SYDNEY (ZDNet Australia)--Australians are increasingly concerned about privacy, yet a "substantial chunk of Australian businesses" won't be ready to meet the requirements of the Privacy Amendment (Private Sector) Act, which comes into force on December 21, warns Mark Sumich, director of the Australian Privacy Compliance Centre.
Like the implementation of the GST and (arguably) Y2K, the new privacy requirements are a business issue that can have a deep impact on information systems.
One of the principles is that information can only be used for the purpose it was obtained, and Sumich points out that the federal Privacy Commissioner has indicated that a narrow view will be taken of any particular purpose and such interpretations will favour individuals. Does your customer database include the purpose for collecting each piece of information, and do you have a record of the customer granting permission for that purpose?
Another issue that IT will need to address is that organisations must be able to tell data subjects exactly what information is held about them, and give them an opportunity to correct any mistakes.
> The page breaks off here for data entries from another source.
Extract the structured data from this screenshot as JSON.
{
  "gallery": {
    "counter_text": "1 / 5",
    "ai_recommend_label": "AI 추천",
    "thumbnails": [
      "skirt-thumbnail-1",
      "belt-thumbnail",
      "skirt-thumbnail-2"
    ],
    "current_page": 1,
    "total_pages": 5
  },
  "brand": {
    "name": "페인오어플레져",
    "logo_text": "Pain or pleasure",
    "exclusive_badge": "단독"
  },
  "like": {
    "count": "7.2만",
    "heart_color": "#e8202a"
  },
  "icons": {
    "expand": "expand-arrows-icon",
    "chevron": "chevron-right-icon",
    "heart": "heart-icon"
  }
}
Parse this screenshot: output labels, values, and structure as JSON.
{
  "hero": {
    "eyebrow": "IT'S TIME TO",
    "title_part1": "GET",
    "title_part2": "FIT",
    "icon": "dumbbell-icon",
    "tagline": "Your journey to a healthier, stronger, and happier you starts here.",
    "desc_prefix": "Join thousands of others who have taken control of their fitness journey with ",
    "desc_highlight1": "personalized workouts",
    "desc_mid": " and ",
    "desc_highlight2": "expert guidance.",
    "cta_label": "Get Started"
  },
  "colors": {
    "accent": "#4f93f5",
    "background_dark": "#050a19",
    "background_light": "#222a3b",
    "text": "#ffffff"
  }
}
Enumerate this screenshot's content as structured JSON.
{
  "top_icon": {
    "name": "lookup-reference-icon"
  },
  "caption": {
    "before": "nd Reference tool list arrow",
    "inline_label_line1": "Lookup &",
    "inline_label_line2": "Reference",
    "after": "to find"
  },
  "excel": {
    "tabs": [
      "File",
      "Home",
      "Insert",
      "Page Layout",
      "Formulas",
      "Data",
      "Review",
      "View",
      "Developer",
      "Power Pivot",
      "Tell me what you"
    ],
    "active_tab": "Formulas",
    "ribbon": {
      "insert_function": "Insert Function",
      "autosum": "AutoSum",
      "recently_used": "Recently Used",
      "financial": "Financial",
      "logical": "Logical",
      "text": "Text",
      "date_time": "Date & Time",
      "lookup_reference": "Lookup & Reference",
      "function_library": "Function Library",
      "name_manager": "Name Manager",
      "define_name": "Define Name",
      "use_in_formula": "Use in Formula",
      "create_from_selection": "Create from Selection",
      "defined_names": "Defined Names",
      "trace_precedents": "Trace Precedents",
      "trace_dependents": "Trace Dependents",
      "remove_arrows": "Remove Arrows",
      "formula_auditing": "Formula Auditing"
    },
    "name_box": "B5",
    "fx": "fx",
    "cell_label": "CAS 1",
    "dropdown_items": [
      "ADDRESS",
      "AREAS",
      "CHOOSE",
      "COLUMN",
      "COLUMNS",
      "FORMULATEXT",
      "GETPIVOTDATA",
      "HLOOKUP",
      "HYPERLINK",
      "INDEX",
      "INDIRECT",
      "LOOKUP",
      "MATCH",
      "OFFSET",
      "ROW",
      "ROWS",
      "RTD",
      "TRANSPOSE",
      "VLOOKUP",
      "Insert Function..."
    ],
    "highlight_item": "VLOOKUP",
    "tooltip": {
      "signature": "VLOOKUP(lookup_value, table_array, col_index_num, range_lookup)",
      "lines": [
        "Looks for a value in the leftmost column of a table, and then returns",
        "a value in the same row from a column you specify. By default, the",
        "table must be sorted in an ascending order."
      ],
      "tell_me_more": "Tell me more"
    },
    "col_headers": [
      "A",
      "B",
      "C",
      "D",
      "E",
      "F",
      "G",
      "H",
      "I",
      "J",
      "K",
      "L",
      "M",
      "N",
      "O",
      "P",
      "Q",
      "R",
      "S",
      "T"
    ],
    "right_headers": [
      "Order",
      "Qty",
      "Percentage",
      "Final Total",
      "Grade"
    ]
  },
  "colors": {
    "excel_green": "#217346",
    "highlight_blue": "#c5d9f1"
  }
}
That shouldn't be too onerous if all the information is held in a modern CRM system, for example, but where customer data is stored across multiple independent databases it might be difficult to generate a full account of the information stored about any one person.
There's also a requirement that information must be "reasonably secure", said Sumich. Establishing what's "reasonable" in any particular circumstance is not a technical issue, but you will need to ensure that your technical staff are informed of what's required and that they maintain suitable protection.
And don't assume that cavalier use of the data you collected before December 21, 2001 will be acceptable. Sumich points out that the new rules will apply as soon as "old" data is updated.
The Australian Privacy Compliance Centre is a division of eTick, an audit and certification business. Its Australian Privacy Seal program provides a way for organisations to show the public not only that they complied with the National Privacy Principles at the time of an audit, but also that they have systems and procedures in place to ensure continuing compliance.